Like I said, we’re almost there. Tomorrow is Christmas Eve, Tuesday is, of course, Christmas Day and then we’re off to the races with Christmastide and the New Year and all that that involves. But for now, I’d just like to stop /// to stop and consider the words of Mary, the mother of Christ: (Lk 1:46) My soul glorifies the Lord and my spirit rejoices in God my Savior, for he has been mindful of the state of his servant. From now on all generations will call me blessed, for the Mighty One has done great things for me – holy is his name. Let’s stop and consider the fear and the terror that had to have been in this young girl’s heart and yet…her first words were “My soul glorifies the Lord, my spirit rejoices in God my savior.” How could this be? You’d think she would be a nervous wreck. But no, “for the mighty one has done great things for me – holy is his name.”

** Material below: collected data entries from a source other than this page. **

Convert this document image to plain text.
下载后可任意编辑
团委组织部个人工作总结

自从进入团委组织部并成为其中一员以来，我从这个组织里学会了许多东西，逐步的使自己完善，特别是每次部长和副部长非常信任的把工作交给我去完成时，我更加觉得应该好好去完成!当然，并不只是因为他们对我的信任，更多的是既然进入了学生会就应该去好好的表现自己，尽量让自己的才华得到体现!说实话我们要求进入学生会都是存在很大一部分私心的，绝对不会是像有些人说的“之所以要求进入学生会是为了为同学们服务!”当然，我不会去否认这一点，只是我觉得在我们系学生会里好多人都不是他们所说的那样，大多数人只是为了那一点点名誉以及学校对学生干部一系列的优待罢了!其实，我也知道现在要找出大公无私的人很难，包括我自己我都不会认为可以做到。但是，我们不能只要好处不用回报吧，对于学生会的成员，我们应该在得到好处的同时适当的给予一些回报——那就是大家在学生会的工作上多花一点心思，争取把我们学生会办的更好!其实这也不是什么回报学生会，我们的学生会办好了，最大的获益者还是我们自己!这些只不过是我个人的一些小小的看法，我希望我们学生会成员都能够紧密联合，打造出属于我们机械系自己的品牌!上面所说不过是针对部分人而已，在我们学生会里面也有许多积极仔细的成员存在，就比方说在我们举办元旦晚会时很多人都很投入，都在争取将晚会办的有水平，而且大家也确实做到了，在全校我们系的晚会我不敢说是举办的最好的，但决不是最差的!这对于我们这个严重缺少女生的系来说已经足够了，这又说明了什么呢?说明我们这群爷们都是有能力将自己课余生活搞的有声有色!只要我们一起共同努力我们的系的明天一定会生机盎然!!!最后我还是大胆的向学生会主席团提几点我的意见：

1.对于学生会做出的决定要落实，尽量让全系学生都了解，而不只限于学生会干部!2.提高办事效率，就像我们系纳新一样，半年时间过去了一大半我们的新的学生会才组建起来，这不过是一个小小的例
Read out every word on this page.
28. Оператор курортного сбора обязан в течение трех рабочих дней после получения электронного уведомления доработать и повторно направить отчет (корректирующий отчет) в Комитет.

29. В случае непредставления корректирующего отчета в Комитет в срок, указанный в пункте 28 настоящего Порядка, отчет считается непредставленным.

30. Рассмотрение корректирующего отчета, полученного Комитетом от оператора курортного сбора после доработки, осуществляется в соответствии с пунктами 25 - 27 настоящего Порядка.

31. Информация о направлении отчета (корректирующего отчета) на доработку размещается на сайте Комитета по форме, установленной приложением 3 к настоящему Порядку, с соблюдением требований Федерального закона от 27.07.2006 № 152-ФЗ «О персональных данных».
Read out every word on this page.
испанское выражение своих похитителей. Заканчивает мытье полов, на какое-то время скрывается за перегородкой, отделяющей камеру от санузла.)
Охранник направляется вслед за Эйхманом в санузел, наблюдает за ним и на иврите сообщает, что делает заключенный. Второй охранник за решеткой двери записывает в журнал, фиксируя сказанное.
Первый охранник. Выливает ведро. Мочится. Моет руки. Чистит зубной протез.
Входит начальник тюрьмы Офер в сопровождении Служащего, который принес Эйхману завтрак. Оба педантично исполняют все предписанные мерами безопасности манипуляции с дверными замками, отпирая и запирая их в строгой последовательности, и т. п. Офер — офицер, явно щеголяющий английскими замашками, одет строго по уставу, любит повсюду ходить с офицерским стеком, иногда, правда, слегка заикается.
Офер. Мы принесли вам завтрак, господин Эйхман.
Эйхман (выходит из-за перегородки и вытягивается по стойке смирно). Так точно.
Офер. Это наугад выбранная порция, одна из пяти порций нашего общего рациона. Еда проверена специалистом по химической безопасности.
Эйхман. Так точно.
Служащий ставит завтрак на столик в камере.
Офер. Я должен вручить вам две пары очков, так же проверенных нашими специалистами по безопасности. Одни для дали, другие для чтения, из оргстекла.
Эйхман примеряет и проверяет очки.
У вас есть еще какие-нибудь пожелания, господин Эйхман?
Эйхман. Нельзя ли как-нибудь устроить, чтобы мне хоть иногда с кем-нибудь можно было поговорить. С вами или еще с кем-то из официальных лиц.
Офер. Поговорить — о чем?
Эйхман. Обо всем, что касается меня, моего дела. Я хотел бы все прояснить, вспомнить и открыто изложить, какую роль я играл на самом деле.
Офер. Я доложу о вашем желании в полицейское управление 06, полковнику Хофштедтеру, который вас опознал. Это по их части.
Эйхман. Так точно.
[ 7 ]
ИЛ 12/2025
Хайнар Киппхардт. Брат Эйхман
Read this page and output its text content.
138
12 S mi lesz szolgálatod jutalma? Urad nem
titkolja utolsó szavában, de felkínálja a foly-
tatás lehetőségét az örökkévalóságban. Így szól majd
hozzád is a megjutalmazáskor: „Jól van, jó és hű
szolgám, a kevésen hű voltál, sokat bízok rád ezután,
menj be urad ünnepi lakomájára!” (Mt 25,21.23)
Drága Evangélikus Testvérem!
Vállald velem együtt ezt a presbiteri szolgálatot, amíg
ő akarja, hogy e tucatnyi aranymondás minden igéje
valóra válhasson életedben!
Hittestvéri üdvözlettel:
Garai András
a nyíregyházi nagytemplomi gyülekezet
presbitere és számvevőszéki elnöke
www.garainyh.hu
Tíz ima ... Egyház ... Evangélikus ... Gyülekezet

This, the 4th and final week of Advent, is the week of love and also of belief. It’s true that we should always save the best for last, and so I would like to leave you with a final thought as we end this period of Advent: believe in love. At all times, in all situations believe with everything you have that this wonderful gift is given to us not because we deserved it, but because God so loved the world that he gives everything for his love of us. We await the coming now of the Christ our Redeemer. And all of the stories and carols and wonderful moments with family and friends, let them be a reflection of God’s undying love, the love that came down at Christmas. Hope, peace, joy, love – these are the cornball notions that we hear about and speak about and sing about at this wonderful time of year. But you know what? These are the greatest gifts we could hope to for. Ever. They are gifts that we can believe in and with that belief, the belief in the love of Christ, we will watch that one degree of separation vanish into thin air.